ジョブズに憑依することで免罪されるのは、それだけではない。「理想の実現のためには人に無理をさせてもオッケー」という、ある種のジャイアニズムも一緒に免罪されてしまうのだ。こっちの方が厄介だ。周知の通り、ジョブズという人は体験のクオリティを上げるために人を人とも思わず無理を強いた人ではある。しかしそれはジョブズという人の描いたビジョンが類稀なものだったからこそ成立し、成功した形なのであって、そのへんの凡人が同じことをやっても、その人のビジョンや理想が凡庸なものだったら毒にも薬にもならず、「使われている」人たちが疲弊するだけだ。しかし厄介なことにこういう人たちというのは自分のビジョンに絶対の自信を持っていて、さらに困ったことに、どんな言葉だったか忘れたが、ジョブズは「自分を信じろ」とか「自分が信じることだけに時間を使え」みたいな名言も残してしまっているゆえに、それに後押しされて自分のビジョンに疑いを持つことがない。

私は技術屋だ。技術屋としてある程度の実績を上げている状態で、こういう「ジョブズさん」に遭遇すると、結構な確率で言われるフレーズがある。

「清水さん、僕のウォズニアックになってください」

私はこれを言われた瞬間に、その場から逃走する準備を始めることにしている。

スティーブ・ウォズニアックは、初期のジョブズのパートナー、Appleの共同創業者だ。電子工作・プログラミングの天才であり、初期のジョブズのビジョンは彼がジョブズの手足となり実現した。

しかし、世の中の「ジョブズさん」が技術者に「ウォズニアックになってくれ」という場合、そこには、「自分は何もつくることができないが、自分には天才的なビジョンがあります。この天才的なビジョンを実現する手伝いをさせてやるから、そのためにタダ(あるいは格安)で手を動かして、自分のためにものをつくってください。そのためにはいくらでも徹夜して働き続けてください。」という意味が込められている。

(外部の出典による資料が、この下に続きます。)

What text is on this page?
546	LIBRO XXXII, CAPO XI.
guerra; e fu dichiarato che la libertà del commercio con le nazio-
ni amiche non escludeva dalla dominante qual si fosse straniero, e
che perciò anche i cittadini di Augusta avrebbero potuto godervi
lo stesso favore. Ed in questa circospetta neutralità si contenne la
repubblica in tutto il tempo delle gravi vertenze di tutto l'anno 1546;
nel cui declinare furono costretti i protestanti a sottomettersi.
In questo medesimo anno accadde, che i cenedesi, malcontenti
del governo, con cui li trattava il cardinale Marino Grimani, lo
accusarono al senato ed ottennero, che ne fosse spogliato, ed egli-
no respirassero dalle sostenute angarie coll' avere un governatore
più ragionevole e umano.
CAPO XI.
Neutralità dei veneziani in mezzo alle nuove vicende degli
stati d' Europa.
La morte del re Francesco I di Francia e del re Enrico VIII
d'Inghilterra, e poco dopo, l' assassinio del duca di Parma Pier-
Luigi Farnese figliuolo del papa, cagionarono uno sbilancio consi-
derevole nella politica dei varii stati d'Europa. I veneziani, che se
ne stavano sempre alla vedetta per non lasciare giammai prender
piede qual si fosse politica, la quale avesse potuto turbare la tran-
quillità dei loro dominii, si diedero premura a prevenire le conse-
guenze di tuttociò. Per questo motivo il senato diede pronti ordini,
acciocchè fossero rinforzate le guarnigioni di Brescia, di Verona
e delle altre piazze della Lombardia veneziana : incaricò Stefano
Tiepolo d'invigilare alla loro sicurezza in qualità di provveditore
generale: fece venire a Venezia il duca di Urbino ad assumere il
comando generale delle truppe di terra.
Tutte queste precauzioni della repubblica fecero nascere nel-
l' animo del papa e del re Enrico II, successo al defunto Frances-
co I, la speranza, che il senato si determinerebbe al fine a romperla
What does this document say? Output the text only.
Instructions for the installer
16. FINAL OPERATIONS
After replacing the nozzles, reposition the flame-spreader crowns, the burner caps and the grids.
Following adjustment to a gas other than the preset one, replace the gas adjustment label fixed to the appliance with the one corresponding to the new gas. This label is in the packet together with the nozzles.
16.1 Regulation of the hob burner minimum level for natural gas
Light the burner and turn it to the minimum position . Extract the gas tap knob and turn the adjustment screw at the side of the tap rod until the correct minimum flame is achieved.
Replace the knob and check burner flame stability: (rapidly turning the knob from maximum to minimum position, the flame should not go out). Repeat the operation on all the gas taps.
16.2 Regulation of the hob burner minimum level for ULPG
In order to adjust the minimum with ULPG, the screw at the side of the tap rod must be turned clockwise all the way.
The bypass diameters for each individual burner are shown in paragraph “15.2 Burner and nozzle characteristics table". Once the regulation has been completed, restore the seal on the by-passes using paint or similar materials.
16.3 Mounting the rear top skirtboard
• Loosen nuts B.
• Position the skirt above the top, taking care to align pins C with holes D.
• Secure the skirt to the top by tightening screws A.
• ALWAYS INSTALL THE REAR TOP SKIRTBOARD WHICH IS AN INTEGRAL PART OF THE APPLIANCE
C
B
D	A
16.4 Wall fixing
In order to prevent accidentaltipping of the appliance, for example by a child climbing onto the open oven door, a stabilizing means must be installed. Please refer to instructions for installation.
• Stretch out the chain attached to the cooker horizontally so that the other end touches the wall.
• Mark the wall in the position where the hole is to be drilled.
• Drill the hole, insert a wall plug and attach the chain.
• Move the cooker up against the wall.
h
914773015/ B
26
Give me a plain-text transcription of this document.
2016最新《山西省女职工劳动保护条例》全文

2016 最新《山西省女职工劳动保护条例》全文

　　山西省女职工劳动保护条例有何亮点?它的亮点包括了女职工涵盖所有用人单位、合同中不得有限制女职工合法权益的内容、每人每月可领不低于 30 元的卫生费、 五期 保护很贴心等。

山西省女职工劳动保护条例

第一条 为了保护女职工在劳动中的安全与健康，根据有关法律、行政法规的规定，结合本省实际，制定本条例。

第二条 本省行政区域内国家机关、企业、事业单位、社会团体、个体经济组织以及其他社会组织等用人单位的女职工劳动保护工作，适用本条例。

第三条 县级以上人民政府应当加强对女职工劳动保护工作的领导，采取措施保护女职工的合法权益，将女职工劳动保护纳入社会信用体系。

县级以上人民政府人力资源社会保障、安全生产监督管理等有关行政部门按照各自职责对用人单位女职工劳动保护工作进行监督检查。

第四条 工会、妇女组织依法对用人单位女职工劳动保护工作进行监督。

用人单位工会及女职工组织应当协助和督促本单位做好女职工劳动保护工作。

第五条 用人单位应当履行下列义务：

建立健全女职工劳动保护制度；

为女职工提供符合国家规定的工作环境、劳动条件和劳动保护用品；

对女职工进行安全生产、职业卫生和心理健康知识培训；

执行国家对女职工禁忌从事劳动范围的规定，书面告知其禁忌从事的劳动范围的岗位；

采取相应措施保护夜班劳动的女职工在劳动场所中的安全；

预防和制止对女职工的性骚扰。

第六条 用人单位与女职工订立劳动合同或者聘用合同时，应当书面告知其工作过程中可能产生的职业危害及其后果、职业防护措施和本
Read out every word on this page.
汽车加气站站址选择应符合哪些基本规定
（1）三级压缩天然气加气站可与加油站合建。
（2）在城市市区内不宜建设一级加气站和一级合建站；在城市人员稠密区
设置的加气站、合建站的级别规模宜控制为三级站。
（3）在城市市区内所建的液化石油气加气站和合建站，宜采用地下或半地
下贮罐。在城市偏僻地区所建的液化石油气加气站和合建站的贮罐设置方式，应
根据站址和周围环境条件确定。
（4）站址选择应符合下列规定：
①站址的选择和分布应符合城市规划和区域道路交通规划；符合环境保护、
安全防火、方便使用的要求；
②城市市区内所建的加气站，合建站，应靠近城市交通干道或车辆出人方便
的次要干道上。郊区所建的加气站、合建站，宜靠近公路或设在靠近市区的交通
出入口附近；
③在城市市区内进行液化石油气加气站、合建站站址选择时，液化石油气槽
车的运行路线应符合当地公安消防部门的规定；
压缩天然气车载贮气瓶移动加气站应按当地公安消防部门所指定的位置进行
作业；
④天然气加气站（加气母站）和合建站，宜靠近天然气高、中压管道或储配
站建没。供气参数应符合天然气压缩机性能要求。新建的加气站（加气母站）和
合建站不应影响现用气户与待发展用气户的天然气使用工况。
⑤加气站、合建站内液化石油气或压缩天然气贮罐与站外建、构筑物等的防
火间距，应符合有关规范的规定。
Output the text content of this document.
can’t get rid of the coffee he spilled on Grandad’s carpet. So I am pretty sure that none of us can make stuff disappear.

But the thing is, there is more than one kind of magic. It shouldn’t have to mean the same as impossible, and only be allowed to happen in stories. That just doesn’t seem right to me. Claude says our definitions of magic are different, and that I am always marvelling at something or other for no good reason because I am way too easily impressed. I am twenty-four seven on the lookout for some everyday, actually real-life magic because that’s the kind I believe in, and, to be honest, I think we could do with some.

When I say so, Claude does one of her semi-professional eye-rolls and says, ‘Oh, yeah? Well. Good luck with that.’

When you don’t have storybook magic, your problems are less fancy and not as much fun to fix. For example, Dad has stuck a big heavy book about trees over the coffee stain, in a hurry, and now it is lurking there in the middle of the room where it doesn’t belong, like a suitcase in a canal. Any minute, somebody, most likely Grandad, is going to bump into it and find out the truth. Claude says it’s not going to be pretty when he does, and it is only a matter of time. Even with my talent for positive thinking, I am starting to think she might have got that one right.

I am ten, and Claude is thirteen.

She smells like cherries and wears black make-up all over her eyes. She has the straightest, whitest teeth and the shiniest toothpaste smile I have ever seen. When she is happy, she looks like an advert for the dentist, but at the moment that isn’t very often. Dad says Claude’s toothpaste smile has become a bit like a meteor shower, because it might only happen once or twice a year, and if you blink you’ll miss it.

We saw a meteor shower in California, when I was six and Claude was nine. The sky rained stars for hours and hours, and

これはどうしたって、一目散に逃げないとやばい。そりゃ、技術者は何かを実現する仕事なわけで、私だって人のビジョンを技術で実現するという社是で会社やコミュニティをやっている。Airpodsに、Macbookに、iPhoneにiPadにWatchに、私はApple製品に囲まれて生活しているし、ジョブズのビジョンは実際問題素晴らしいものだったのだと思う。最近のApple製品のアレな感じに文句を言いつつ、「ジョブズの頃は良かったよね」と思ったりもする。

ので、ジョブズを尊敬すること、奉ることは普通だと思う。ジョブズはどう考えてもすごい人だ。

しかし、ロールモデルとしてジョブズになりきってしまうと、その人が本当にジョブズでない限りそれは無茶ですよ、ということになるし、技術屋としては、無償(あるいは低価格)で無限のコミットを求められてもそりゃ無理ですよ、ということになる。仮に自分がジョブズなのだと思っていても、相手に横柄な態度で無理を強いることまで真似はしなくて良い。人にはなるべく丁寧に接して、お互い気持ちよく仕事したいですよね。